The victim, now approximately seven months pregnant, read a statement into the record during Friday’s sentencing hearing as about two dozen NJ Transit colleagues who were present to support her looked on.
She described the attack as causing both physical and emotional distress, noting that she had only just recently returned to work.
“I cried the whole night,” she said of the period just after the assault. “It was a nightmare I could not wake up from. I didn’t know how to explain to my daughter what happened.”
Hummel noted that Dawson has been arrested more than 40 times in his life, has 13 felony convictions, had been out of prison for barely four months when the attack took place, and was arrested and charged with committing a burglary in Elizabeth less than a month after being released following his February arrest, pending Friday’s sentencing.
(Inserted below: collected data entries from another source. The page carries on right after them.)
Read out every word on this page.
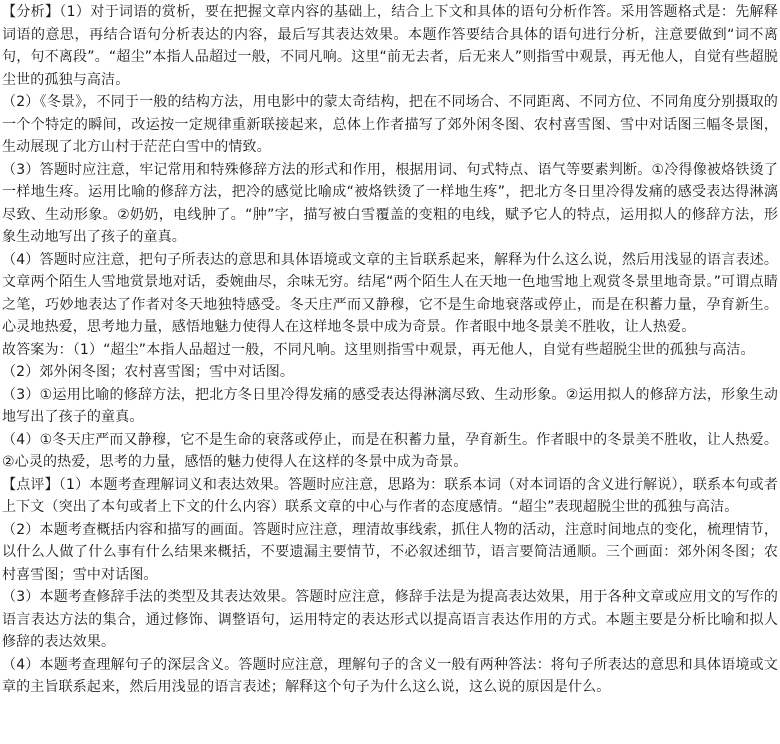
【分析】（1）对于词语的赏析，要在把握文章内容的基础上，结合上下文和具体的语句分析作答。采用答题格式是：先解释词语的意思，再结合语句分析表达的内容，最后写其表达效果。本题作答要结合具体的语句进行分析，注意要做到“词不离句，句不离段”。“超尘”本指人品超过一般，不同凡响。这里“前无去者，后无来人”则指雪中观景，再无他人，自觉有些超脱尘世的孤独与高洁。

（2）《冬景》，不同于一般的结构方法，用电影中的蒙太奇结构，把在不同场合、不同距离、不同方位、不同角度分别摄取的一个个特定的瞬间，改运按一定规律重新联接起来，总体上作者描写了郊外闲冬图、农村喜雪图、雪中对话图三幅冬景图，生动展现了北方山村于茫茫白雪中的情致。

（3）答题时应注意，牢记常用和特殊修辞方法的形式和作用，根据用词、句式特点、语气等要素判断。①冷得像被烙铁烫了一样地生疼。运用比喻的修辞方法，把冷的感觉比喻成“被烙铁烫了一样地生疼”，把北方冬日里冷得发痛的感受表达得淋漓尽致、生动形象。②奶奶，电线肿了。“肿”字，描写被白雪覆盖的变粗的电线，赋予它人的特点，运用拟人的修辞方法，形象生动地写出了孩子的童真。

（4）答题时应注意，把句子所表达的意思和具体语境或文章的主旨联系起来，解释为什么这么说，然后用浅显的语言表述。文章两个陌生人雪地赏景地对话，委婉曲尽，余味无穷。结尾“两个陌生人在天地一色地雪地上观赏冬景里地奇景。”可谓点睛之笔，巧妙地表达了作者对冬天地独特感受。冬天庄严而又静穆，它不是生命地衰落或停止，而是在积蓄力量，孕育新生。心灵地热爱，思考地力量，感悟地魅力使得人在这样地冬景中成为奇景。作者眼中地冬景美不胜收，让人热爱。

故答案为：（1）“超尘”本指人品超过一般，不同凡响。这里则指雪中观景，再无他人，自觉有些超脱尘世的孤独与高洁。

（2）郊外闲冬图；农村喜雪图；雪中对话图。

（3）①运用比喻的修辞方法，把北方冬日里冷得发痛的感受表达得淋漓尽致、生动形象。②运用拟人的修辞方法，形象生动地写出了孩子的童真。

（4）①冬天庄严而又静穆，它不是生命的衰落或停止，而是在积蓄力量，孕育新生。作者眼中的冬景美不胜收，让人热爱。②心灵的热爱，思考的力量，感悟的魅力使得人在这样的冬景中成为奇景。

【点评】（1）本题考查理解词义和表达效果。答题时应注意，思路为：联系本词（对本词语的含义进行解说），联系本句或者上下文（突出了本句或者上下文的什么内容）联系文章的中心与作者的态度感情。“超尘”表现超脱尘世的孤独与高洁。

（2）本题考查概括内容和描写的画面。答题时应注意，理清故事线索，抓住人物的活动，注意时间地点的变化，梳理情节，以什么人做了什么事有什么结果来概括，不要遗漏主要情节，不必叙述细节，语言要简洁通顺。三个画面：郊外闲冬图；农村喜雪图；雪中对话图。

（3）本题考查修辞手法的类型及其表达效果。答题时应注意，修辞手法是为提高表达效果，用于各种文章或应用文的写作的语言表达方法的集合，通过修饰、调整语句，运用特定的表达形式以提高语言表达作用的方式。本题主要是分析比喻和拟人修辞的表达效果。

（4）本题考查理解句子的深层含义。答题时应注意，理解句子的含义一般有两种答法：将句子所表达的意思和具体语境或文章的主旨联系起来，然后用浅显的语言表述；解释这个句子为什么这么说，这么说的原因是什么。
Third-degree crimes are typically punishable by three to five years in state prison, but Dawson was eligible for an extended term, having been designated a persistent offender.
“Society needs to be protected from this defendant,” Hummel said, noting that Dawson himself described the assault as occurring because “she (the victim) got an attitude with me.”
“There’s nothing that she could have said,” Walsh remarked, “that meant she deserved being beaten about the head.”
Dawson apologized to the victim prior to sentencing, saying he “wasn’t in (his) right mind” at the time of the incident due to being intoxicated, although Hummel pointed out that today marked the first time the defendant had made that claim.